Baltimore’s public school district is going on a hiring spree while student enrollment plummets and test scores remain in the basement.
Baltimore City Public Schools inflated its number of employees by nearly 19% over the six years between 2018 and last year, according to Maryland State Department of Education data analyzed by Fox 45’s Project Baltimore, an investigative initiative on the city’s floundering schools.
The school district hired 1,714 more staffers while the number of students plummeted by 4,781 or 6%, the data show.
It wasn’t mostly teachers the district hired, either.
Over those six years, the district hired 992 more teachers, about a 15% increase, but it also hired 721 non-teaching staff such as administrators, a 28% increase, the analysis found.
Last school year, the Baltimore City school district had 10,874 employees for 75,811 students, about 6.9 students per staffer.
“This pattern reveals that the government school system has become more of a jobs program for adults than an education initiative for kids,” school choice advocate Corey DeAngelis told The Daily Wire.
DeAngelis noted that 40% of Baltimore high schools had zero students score proficient on the 2023 state math exam.
Meanwhile, Baltimore’s public school superintendent makes $479,672 a year, more than the president of the United States, DeAngelis pointed out.
“These failure factories don’t give a damn about the kids,” DeAngelis said. “These overpaid administrators are leeches that extract funding away from the classroom and the kids they’re supposed to serve. Baltimore needs real accountability from the bottom-up with school choice. Families must be able to vote with their feet to schools that work best for their kids. Only then will the school system cater to the needs of children and their families as opposed to the other way around.”

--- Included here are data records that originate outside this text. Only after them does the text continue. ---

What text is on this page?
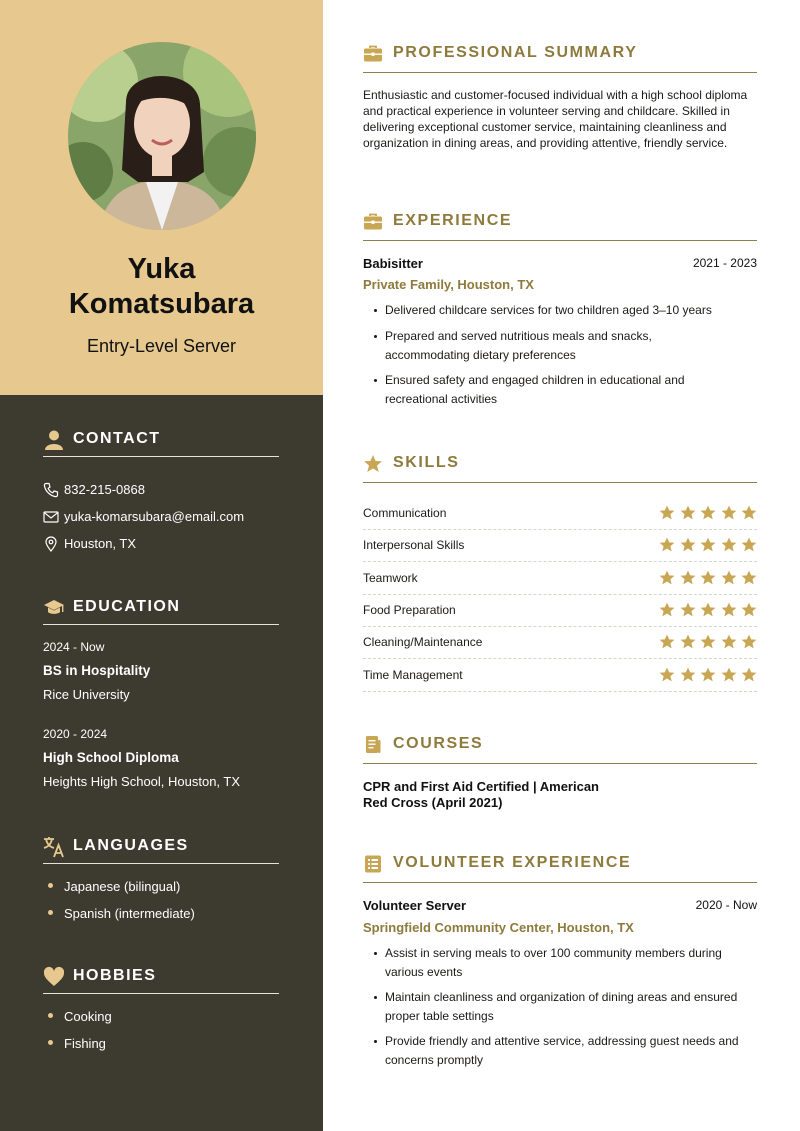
Yuka
Komatsubara
Entry-Level Server
CONTACT
832-215-0868
yuka-komarsubara@email.com
Houston, TX
EDUCATION
2024 - Now
BS in Hospitality
Rice University
2020 - 2024
High School Diploma
Heights High School, Houston, TX
LANGUAGES
Japanese (bilingual)
Spanish (intermediate)
HOBBIES
Cooking
Fishing
PROFESSIONAL SUMMARY
Enthusiastic and customer-focused individual with a high school diploma and practical experience in volunteer serving and childcare. Skilled in delivering exceptional customer service, maintaining cleanliness and organization in dining areas, and providing attentive, friendly service.
EXPERIENCE
Babisitter	2021 - 2023
Private Family, Houston, TX
Delivered childcare services for two children aged 3–10 years
Prepared and served nutritious meals and snacks, accommodating dietary preferences
Ensured safety and engaged children in educational and recreational activities
SKILLS
Communication
Interpersonal Skills
Teamwork
Food Preparation
Cleaning/Maintenance
Time Management
COURSES
CPR and First Aid Certified | American Red Cross (April 2021)
VOLUNTEER EXPERIENCE
Volunteer Server	2020 - Now
Springfield Community Center, Houston, TX
Assist in serving meals to over 100 community members during various events
Maintain cleanliness and organization of dining areas and ensured proper table settings
Provide friendly and attentive service, addressing guest needs and concerns promptly
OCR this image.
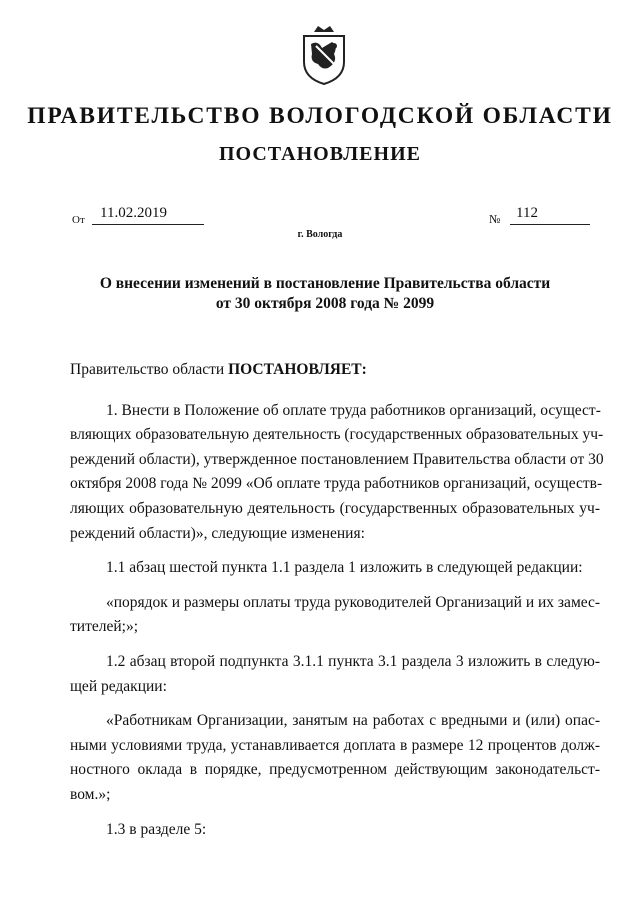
ПРАВИТЕЛЬСТВО ВОЛОГОДСКОЙ ОБЛАСТИ
ПОСТАНОВЛЕНИЕ
От	11.02.2019	№	112
г. Вологда
О внесении изменений в постановление Правительства области
от 30 октября 2008 года № 2099
Правительство области ПОСТАНОВЛЯЕТ:
1. Внести в Положение об оплате труда работников организаций, осущест-
вляющих образовательную деятельность (государственных образовательных уч-
реждений области), утвержденное постановлением Правительства области от 30
октября 2008 года № 2099 «Об оплате труда работников организаций, осуществ-
ляющих образовательную деятельность (государственных образовательных уч-
реждений области)», следующие изменения:
1.1 абзац шестой пункта 1.1 раздела 1 изложить в следующей редакции:
«порядок и размеры оплаты труда руководителей Организаций и их замес-
тителей;»;
1.2 абзац второй подпункта 3.1.1 пункта 3.1 раздела 3 изложить в следую-
щей редакции:
«Работникам Организации, занятым на работах с вредными и (или) опас-
ными условиями труда, устанавливается доплата в размере 12 процентов долж-
ностного оклада в порядке, предусмотренном действующим законодательст-
вом.»;
1.3 в разделе 5:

School choice critics often complain that failing inner city public schools are under-funded and simply need more resources to help low-income children thrive academically.
However, Baltimore spends far more per pupil than other large city school districts whose students perform better.

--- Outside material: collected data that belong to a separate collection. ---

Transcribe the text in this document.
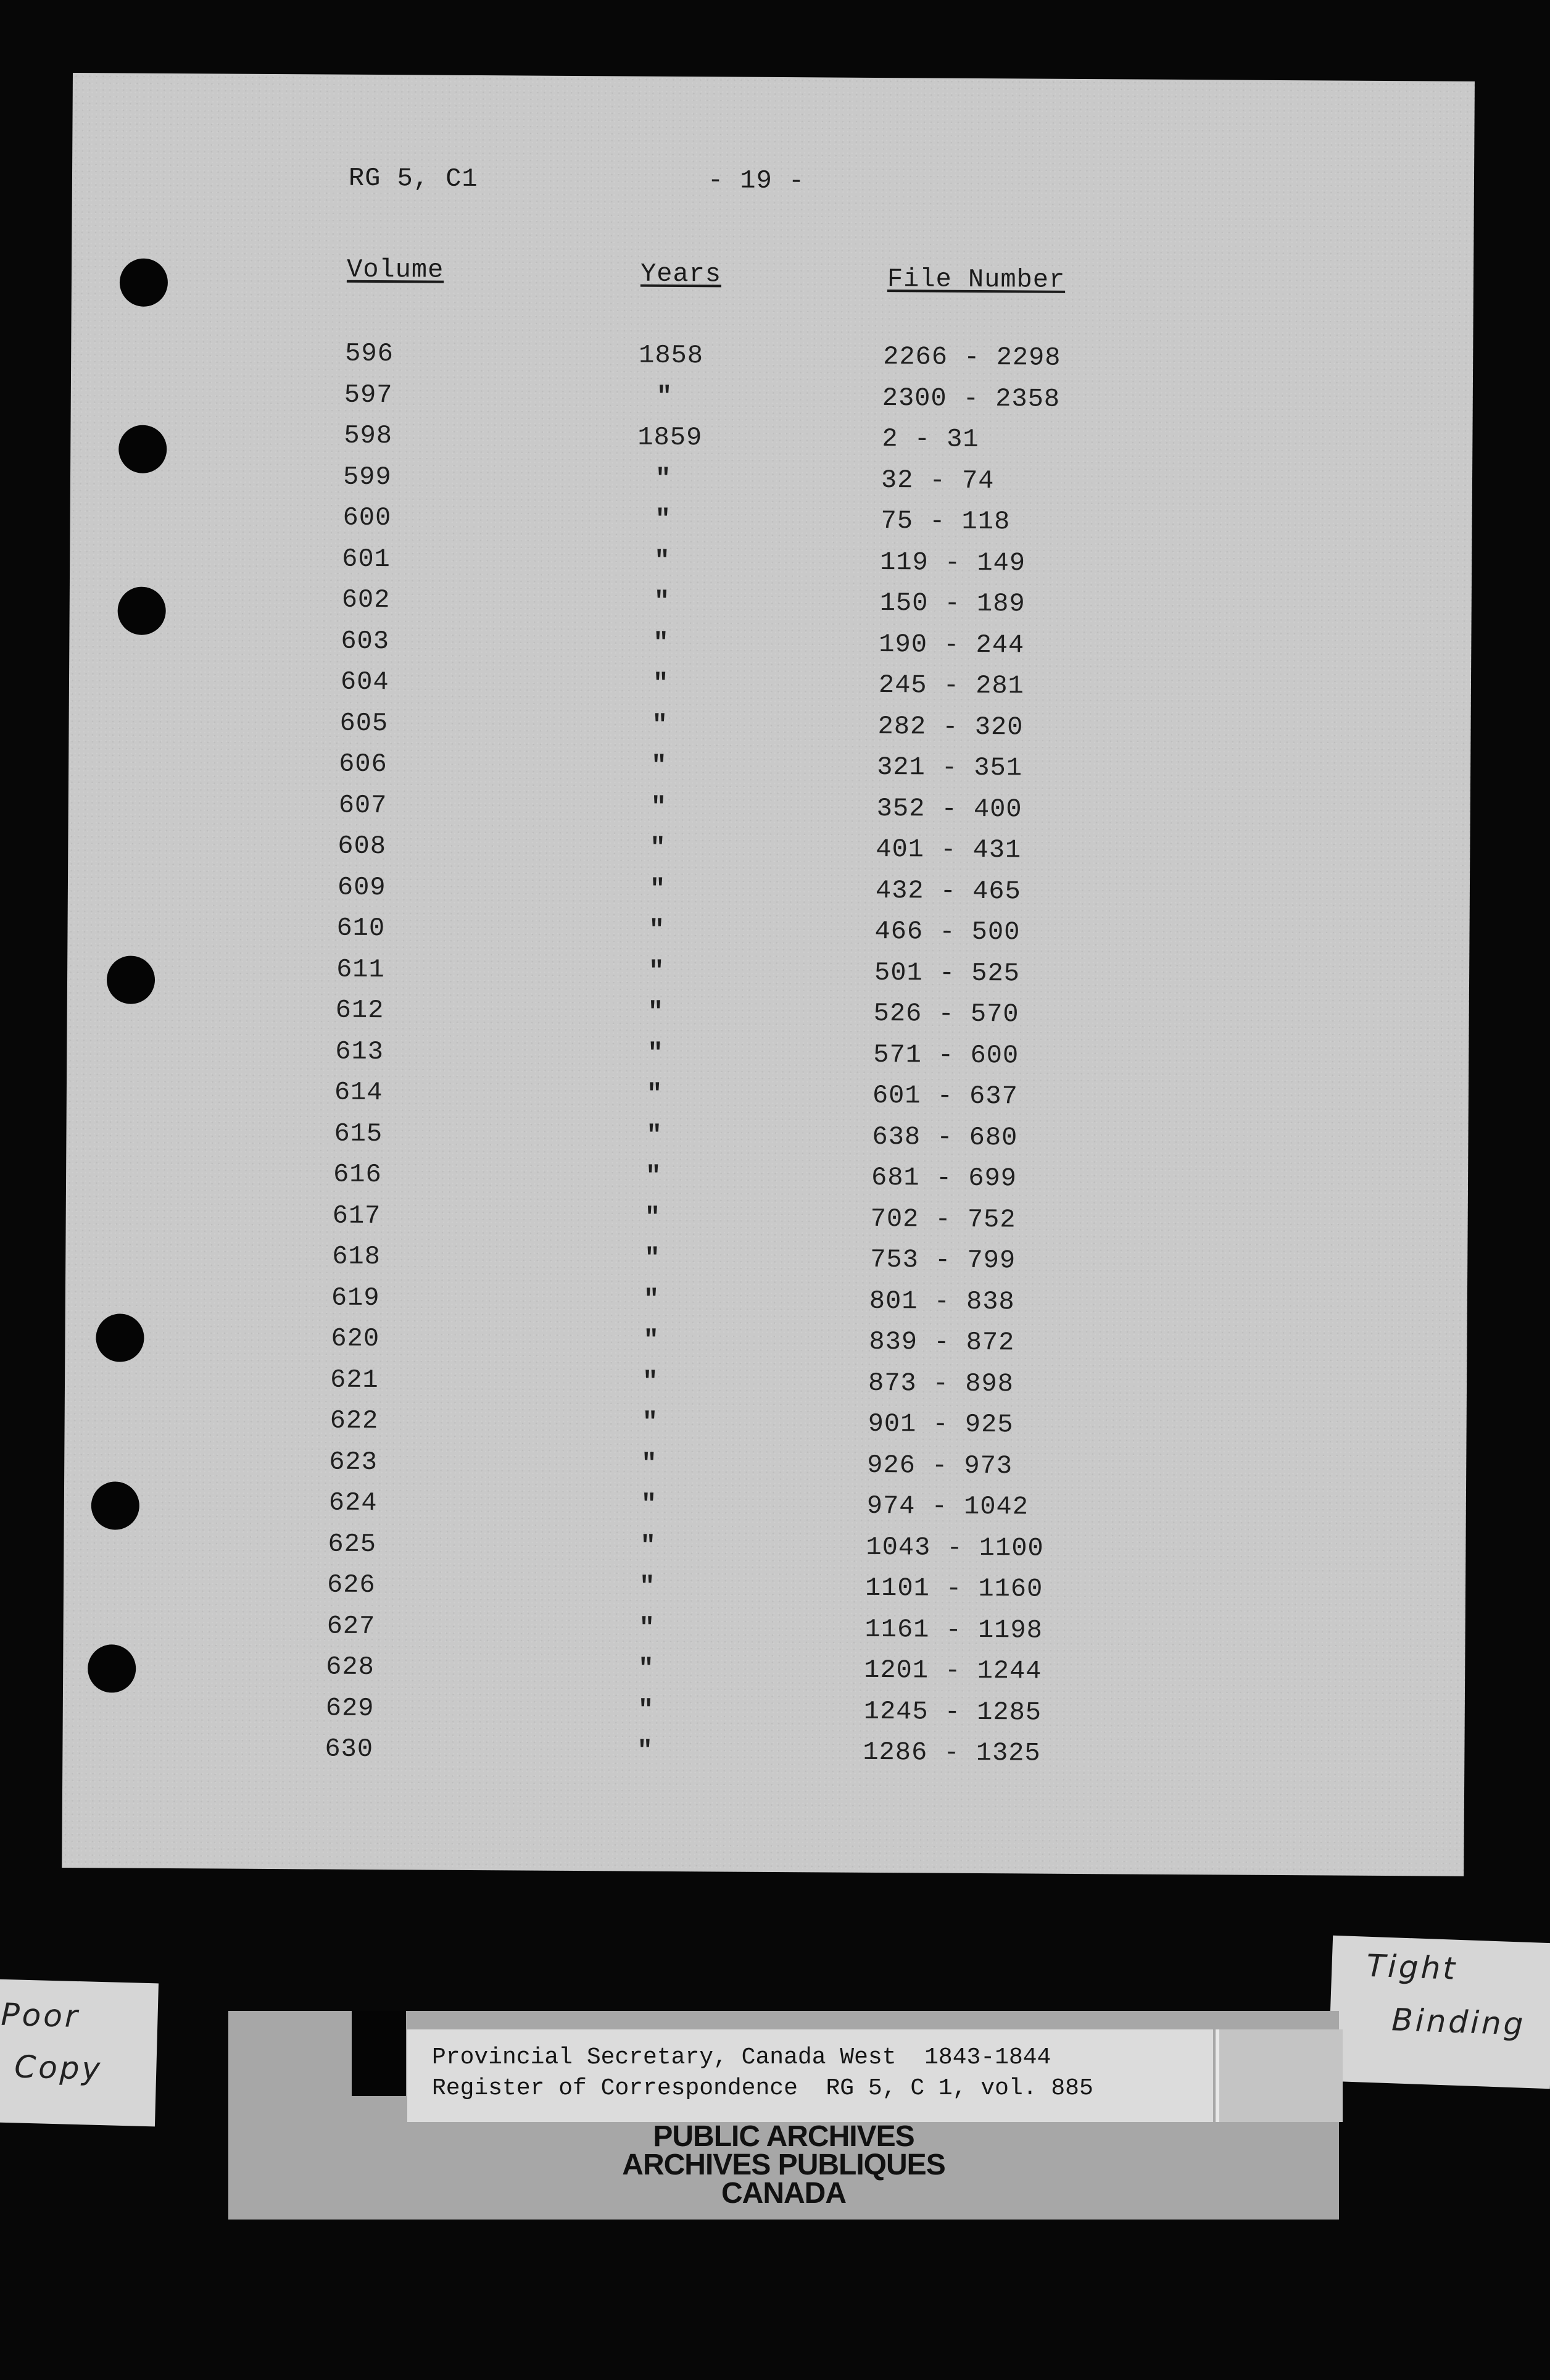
RG 5, C1	- 19 -
Volume	Years	File Number
596	1858	2266 - 2298
597	"	2300 - 2358
598	1859	2 - 31
599	"	32 - 74
600	"	75 - 118
601	"	119 - 149
602	"	150 - 189
603	"	190 - 244
604	"	245 - 281
605	"	282 - 320
606	"	321 - 351
607	"	352 - 400
608	"	401 - 431
609	"	432 - 465
610	"	466 - 500
611	"	501 - 525
612	"	526 - 570
613	"	571 - 600
614	"	601 - 637
615	"	638 - 680
616	"	681 - 699
617	"	702 - 752
618	"	753 - 799
619	"	801 - 838
620	"	839 - 872
621	"	873 - 898
622	"	901 - 925
623	"	926 - 973
624	"	974 - 1042
625	"	1043 - 1100
626	"	1101 - 1160
627	"	1161 - 1198
628	"	1201 - 1244
629	"	1245 - 1285
630	"	1286 - 1325
Poor
Copy
Tight
Binding
Provincial Secretary, Canada West  1843-1844
Register of Correspondence  RG 5, C 1, vol. 885
PUBLIC ARCHIVES
ARCHIVES PUBLIQUES
CANADA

Baltimore City spends $18,272 tax dollars per student, according to last year’s census, Fox 45 reported.
Meanwhile, Albuquerque, New Mexico’s, school district spends $12,964 per pupil and the Austin, Texas, district spends $12,492. Both outperform Baltimore students in every category, such as 4th and 8th grade math and reading, on the National Assessment of Educational Progress, called the “Nation’s Report Card.”

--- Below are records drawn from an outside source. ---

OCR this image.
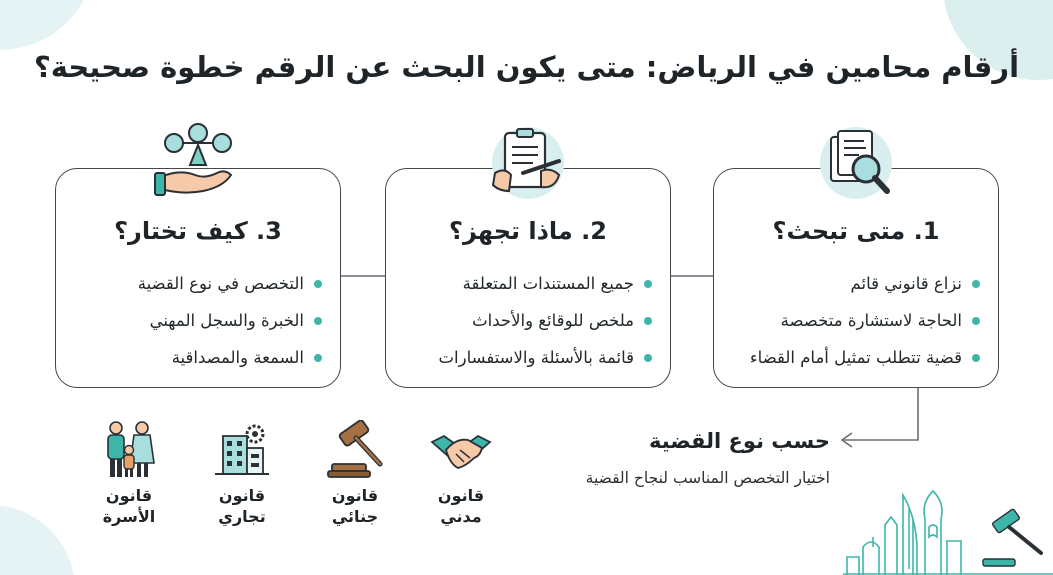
أرقام محامين في الرياض: متى يكون البحث عن الرقم خطوة صحيحة؟
1. متى تبحث؟
نزاع قانوني قائم
الحاجة لاستشارة متخصصة
قضية تتطلب تمثيل أمام القضاء
2. ماذا تجهز؟
جميع المستندات المتعلقة
ملخص للوقائع والأحداث
قائمة بالأسئلة والاستفسارات
3. كيف تختار؟
التخصص في نوع القضية
الخبرة والسجل المهني
السمعة والمصداقية
حسب نوع القضية
اختيار التخصص المناسب لنجاح القضية
قانون
مدني
قانون
جنائي
قانون
تجاري
قانون
الأسرة
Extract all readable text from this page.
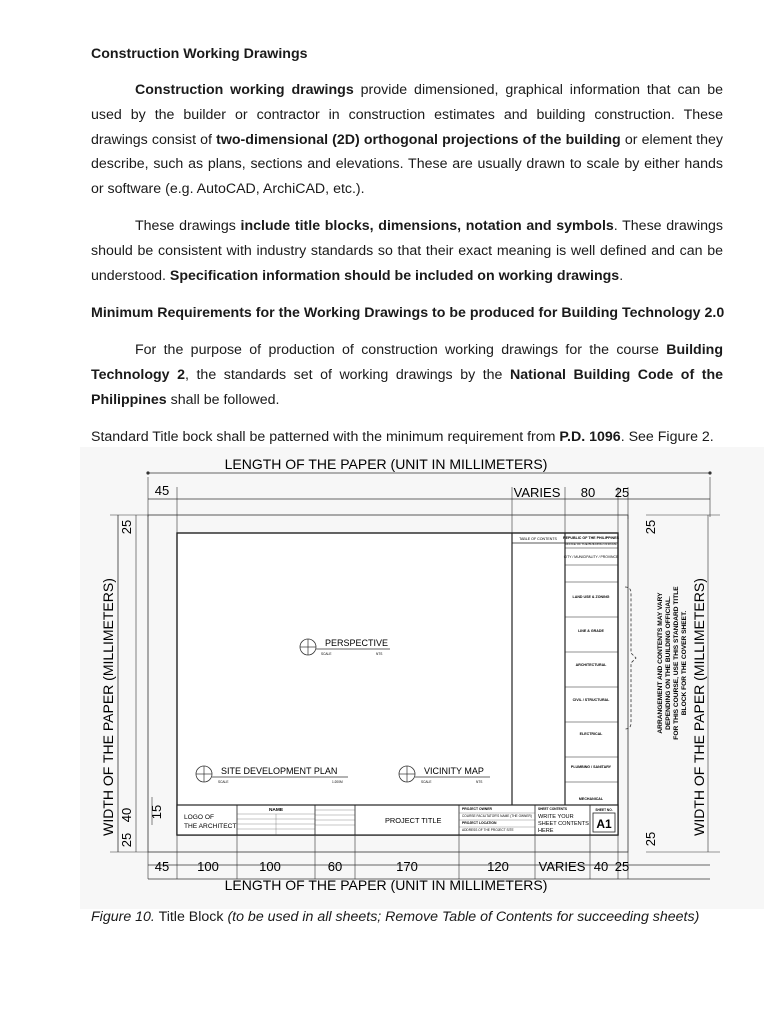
Construction Working Drawings
Construction working drawings provide dimensioned, graphical information that can be used by the builder or contractor in construction estimates and building construction. These drawings consist of two-dimensional (2D) orthogonal projections of the building or element they describe, such as plans, sections and elevations. These are usually drawn to scale by either hands or software (e.g. AutoCAD, ArchiCAD, etc.).
These drawings include title blocks, dimensions, notation and symbols. These drawings should be consistent with industry standards so that their exact meaning is well defined and can be understood. Specification information should be included on working drawings.
Minimum Requirements for the Working Drawings to be produced for Building Technology 2.0
For the purpose of production of construction working drawings for the course Building Technology 2, the standards set of working drawings by the National Building Code of the Philippines shall be followed.
Standard Title bock shall be patterned with the minimum requirement from P.D. 1096. See Figure 2.
Figure 10. Title Block (to be used in all sheets; Remove Table of Contents for succeeding sheets)
LENGTH OF THE PAPER (UNIT IN MILLIMETERS)
45	VARIES 80 25
WIDTH OF THE PAPER (MILLIMETERS)
25
40
25
15	WIDTH OF THE PAPER (MILLIMETERS)
25
25
TABLE OF CONTENTS REPUBLIC OF THE PHILIPPINES
OFFICE OF THE BUILDING OFFICIAL
CITY / MUNICIPALITY / PROVINCE
LAND USE & ZONING
LINE & GRADE
ARCHITECTURAL
CIVIL / STRUCTURAL
ELECTRICAL
PLUMBING / SANITARY
MECHANICAL
ARRANGEMENT AND CONTENTS MAY VARY DEPENDING ON THE BUILDING OFFICIAL. FOR THIS COURSE, USE THIS STANDARD TITLE BLOCK FOR THE COVER SHEET.
PERSPECTIVE
SCALE	NTS
SITE DEVELOPMENT PLAN
SCALE	1:200M
VICINITY MAP
SCALE	NTS
LOGO OF
THE ARCHITECT
NAME
PROJECT TITLE
PROJECT OWNER
COURSE FACILITATOR'S NAME (THE OWNER)
PROJECT LOCATION
ADDRESS OF THE PROJECT SITE
SHEET CONTENTS
WRITE YOUR
SHEET CONTENTS
HERE
SHEET NO.
A1
45 100	100	60	170	120 VARIES 40 25
LENGTH OF THE PAPER (UNIT IN MILLIMETERS)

“City Schools has made targeted investments in hiring qualified staff — from classroom teachers and counselors to literacy coaches and early childhood educators,” the district said in a statement. “We know that students thrive when they are supported by caring adults, and when schools are fully staffed and resourced. There is more work to do, but make no mistake — progress is happening, and our students deserve recognition for it.”